(Kitco News) – As the institutional adoption of digital assets grows, Goldman Sachs has announced plans to spin out its cryptocurrency platform to launch a new company focused on creating and trading financial instruments on blockchain networks.
According to Mathew McDermott, Goldman’s global head of Digital Assets, the bank is currently in discussions with several market participants regarding the matter as it works to build out the platform’s capabilities and develop new commercial use cases.
“It’s in the best interest of the market to have something that is industry-owned,” McDermott said in an interview with Bloomberg. He noted that while the plans for the new company are still in the early stages, the long-term goal is to have the spin-out launched within the next 12 to 18 months, subject to regulatory approval.
A statement from electronic trading platform Tradeweb Markets said the company is set up to become Goldman’s first strategic partner on the spin-out and plans to work with the bank to help bring new commercial use cases to the digital assets platform.
Goldman is also looking to facilitate secondary transactions in private digital asset companies for its clients, McDermott said, adding that it will help family offices and other clients find reliable sources of liquidity while also allowing buyers to take advantage of private market discounts.
And looking to capitalize on a market that was thrown into disarray with the high-profile collapses of 2022, McDermott said Goldman is also looking to resume its Bitcoin-backed lending activities.
In 2022, the bank launched its Digital Asset Platform as a way to issue traditional assets using blockchain technology and has seen some uptake in the years since, including its use to issue bonds for the European Investment Bank. The ultimate goal of the platform is to be owned by a new entity, McDermott said, while Goldman will retain its digital assets team and continue to expand its broader activities in the space.
While Wall Street has dabbled in blockchain for nearly a decade, few products have achieved notable levels of adoption, largely due to a reluctance by companies to get involved with projects developed by their competitors.
“If you are trying to build out a scalable marketplace, you want to have the right strategic participants embracing this technology,” McDermott said. “You want a number that is nimble enough to operate, driven by the commercial use cases.”
Goldman Sachs has been one of the most active institutions in digital assets. In July, McDermott announced the bank was preparing to launch three new tokenization products later this year in the U.S. and Europe following “a major uptick in interest from clients” in crypto.
At the time, McDermott said Goldman plans to create marketplaces for tokenized real-world assets (RWAs) and would focus on the “fund complex” in the U.S. and European debt markets that could help to improve transaction speeds and the types of assets that can be used as collateral.
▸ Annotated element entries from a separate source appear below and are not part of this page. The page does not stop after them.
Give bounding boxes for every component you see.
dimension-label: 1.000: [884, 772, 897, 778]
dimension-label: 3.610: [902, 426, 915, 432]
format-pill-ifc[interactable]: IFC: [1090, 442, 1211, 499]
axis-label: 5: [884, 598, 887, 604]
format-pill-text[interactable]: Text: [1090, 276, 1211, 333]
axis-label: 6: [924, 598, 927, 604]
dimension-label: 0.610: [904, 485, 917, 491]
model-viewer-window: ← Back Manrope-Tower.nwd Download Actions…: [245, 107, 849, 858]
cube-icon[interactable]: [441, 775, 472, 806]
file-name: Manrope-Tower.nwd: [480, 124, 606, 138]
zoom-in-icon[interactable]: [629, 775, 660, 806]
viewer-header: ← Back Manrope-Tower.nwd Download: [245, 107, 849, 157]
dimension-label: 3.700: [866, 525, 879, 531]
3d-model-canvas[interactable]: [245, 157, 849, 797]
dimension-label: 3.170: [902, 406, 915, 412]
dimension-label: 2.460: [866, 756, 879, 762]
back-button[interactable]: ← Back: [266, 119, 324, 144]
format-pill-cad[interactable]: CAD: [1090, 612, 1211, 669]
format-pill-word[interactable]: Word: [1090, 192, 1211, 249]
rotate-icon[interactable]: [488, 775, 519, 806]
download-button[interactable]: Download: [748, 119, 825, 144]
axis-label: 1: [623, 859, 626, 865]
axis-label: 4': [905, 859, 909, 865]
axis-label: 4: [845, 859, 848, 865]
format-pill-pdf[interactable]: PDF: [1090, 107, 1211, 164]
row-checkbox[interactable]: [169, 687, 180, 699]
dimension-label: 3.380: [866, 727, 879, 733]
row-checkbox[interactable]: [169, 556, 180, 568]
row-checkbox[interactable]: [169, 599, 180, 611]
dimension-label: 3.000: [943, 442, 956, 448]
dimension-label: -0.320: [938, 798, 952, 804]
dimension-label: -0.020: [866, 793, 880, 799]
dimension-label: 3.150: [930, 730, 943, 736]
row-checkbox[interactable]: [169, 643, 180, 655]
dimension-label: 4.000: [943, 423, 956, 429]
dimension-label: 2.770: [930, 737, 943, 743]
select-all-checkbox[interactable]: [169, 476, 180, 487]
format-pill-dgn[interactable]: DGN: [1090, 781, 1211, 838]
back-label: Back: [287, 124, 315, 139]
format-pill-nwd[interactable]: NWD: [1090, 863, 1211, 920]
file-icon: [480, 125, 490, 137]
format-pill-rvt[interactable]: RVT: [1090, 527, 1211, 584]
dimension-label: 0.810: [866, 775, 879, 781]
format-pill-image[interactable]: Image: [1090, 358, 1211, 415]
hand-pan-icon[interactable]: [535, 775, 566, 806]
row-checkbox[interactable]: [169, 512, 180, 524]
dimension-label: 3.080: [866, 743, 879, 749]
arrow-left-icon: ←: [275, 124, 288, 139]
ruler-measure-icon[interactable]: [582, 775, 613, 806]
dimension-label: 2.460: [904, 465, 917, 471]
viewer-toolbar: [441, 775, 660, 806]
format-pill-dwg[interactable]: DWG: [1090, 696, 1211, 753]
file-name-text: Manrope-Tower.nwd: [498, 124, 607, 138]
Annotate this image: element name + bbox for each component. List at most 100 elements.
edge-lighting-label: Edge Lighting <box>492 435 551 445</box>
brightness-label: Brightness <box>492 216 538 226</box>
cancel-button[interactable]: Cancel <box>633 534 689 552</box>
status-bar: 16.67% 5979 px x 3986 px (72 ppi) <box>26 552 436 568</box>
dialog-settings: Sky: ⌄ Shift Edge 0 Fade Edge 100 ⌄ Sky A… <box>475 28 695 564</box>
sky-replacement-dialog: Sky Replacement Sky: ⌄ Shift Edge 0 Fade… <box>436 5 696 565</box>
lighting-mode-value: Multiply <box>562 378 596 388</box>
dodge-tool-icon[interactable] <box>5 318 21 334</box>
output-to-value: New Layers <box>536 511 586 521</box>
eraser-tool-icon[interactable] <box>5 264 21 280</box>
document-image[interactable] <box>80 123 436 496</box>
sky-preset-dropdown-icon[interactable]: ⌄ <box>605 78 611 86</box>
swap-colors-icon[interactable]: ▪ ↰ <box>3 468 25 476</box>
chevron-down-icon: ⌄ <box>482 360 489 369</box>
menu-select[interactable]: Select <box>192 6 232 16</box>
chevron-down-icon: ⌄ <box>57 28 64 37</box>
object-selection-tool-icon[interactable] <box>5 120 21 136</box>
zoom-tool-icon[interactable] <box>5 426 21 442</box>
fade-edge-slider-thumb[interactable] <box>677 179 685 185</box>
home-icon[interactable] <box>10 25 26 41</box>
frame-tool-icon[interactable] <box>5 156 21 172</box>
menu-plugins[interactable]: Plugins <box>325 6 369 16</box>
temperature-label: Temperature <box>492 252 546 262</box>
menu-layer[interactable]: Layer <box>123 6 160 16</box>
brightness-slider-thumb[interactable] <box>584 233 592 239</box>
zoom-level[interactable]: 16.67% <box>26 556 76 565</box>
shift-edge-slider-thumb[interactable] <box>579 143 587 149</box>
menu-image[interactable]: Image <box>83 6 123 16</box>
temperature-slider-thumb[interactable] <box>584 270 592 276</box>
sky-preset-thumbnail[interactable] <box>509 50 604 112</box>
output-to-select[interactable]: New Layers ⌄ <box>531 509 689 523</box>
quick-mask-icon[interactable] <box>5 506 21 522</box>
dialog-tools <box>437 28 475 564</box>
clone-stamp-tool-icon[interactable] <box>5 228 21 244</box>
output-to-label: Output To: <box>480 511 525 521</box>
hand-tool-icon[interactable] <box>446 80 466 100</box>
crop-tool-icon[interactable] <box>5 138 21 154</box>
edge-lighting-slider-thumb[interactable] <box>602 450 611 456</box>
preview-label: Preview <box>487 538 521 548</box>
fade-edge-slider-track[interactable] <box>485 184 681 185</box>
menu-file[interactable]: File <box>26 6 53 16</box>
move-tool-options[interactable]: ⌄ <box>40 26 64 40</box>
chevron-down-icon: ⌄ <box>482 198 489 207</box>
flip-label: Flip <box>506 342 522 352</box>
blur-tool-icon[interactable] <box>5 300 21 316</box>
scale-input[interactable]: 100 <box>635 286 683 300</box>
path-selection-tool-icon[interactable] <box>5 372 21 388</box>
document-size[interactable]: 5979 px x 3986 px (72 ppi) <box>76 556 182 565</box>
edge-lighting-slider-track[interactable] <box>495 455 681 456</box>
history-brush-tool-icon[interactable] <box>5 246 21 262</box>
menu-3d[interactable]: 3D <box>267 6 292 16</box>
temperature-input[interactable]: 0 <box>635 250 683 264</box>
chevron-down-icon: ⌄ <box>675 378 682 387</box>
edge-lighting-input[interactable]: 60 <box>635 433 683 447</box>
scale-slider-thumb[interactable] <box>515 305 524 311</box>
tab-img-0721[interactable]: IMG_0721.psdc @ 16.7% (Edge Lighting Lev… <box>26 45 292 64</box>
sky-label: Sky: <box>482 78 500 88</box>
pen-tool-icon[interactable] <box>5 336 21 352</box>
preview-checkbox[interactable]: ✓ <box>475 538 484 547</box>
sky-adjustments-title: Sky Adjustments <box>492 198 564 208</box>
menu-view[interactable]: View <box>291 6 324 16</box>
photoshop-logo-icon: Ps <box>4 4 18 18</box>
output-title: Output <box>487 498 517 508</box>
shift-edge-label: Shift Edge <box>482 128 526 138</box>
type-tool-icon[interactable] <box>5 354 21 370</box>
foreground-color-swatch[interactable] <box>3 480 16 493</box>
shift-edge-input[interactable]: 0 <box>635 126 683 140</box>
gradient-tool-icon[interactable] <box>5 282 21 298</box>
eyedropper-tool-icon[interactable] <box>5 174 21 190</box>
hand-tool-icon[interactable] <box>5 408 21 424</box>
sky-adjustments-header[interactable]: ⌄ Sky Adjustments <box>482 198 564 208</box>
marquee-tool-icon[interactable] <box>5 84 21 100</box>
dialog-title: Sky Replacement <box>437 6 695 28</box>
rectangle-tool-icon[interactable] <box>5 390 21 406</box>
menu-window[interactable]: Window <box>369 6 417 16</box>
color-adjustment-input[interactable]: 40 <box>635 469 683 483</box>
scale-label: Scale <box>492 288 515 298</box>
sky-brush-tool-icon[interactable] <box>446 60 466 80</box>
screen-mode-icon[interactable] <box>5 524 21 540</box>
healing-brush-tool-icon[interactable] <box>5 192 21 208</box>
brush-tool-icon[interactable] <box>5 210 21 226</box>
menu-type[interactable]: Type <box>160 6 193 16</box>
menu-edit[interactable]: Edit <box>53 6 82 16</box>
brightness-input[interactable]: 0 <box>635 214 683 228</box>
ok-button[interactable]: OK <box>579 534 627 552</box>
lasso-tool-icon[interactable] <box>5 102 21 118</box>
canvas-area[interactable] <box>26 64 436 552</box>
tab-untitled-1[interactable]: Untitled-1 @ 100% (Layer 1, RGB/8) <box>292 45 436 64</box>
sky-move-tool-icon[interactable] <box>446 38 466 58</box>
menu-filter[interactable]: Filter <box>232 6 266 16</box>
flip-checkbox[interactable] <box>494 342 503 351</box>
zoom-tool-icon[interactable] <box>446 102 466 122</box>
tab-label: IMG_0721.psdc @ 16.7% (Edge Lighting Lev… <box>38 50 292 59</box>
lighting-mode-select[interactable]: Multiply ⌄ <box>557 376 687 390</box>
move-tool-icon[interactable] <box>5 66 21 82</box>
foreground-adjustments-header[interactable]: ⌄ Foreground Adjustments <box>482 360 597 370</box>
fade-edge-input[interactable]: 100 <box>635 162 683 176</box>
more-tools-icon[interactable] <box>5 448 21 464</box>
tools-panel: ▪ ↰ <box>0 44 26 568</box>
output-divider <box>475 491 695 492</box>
He added that tokenization remains a central part of the bank's plans moving forward as it looks to keep pace with BlackRock, who launched the BlackRock USD Institutional Digital Liquidity Fund (BUIDL) fund earlier in the year, which has already surpassed $540 million in assets under management. Combined, the tokenized US treasury debt market boats approximately $2.4 billion in total value locked as of Nov. 14, according to RWA.xyz.
McDermott noted that Goldman primarily targets financial institutions, rather than retail investors, with its new products and will rely exclusively on permissioned blockchains. He said Goldman’s goal with the spinoff is to create an industry-owned digital asset platform that will expand the use of its in-house developed platform, including adding fund tokenization and enabling collateral to be used via blockchain.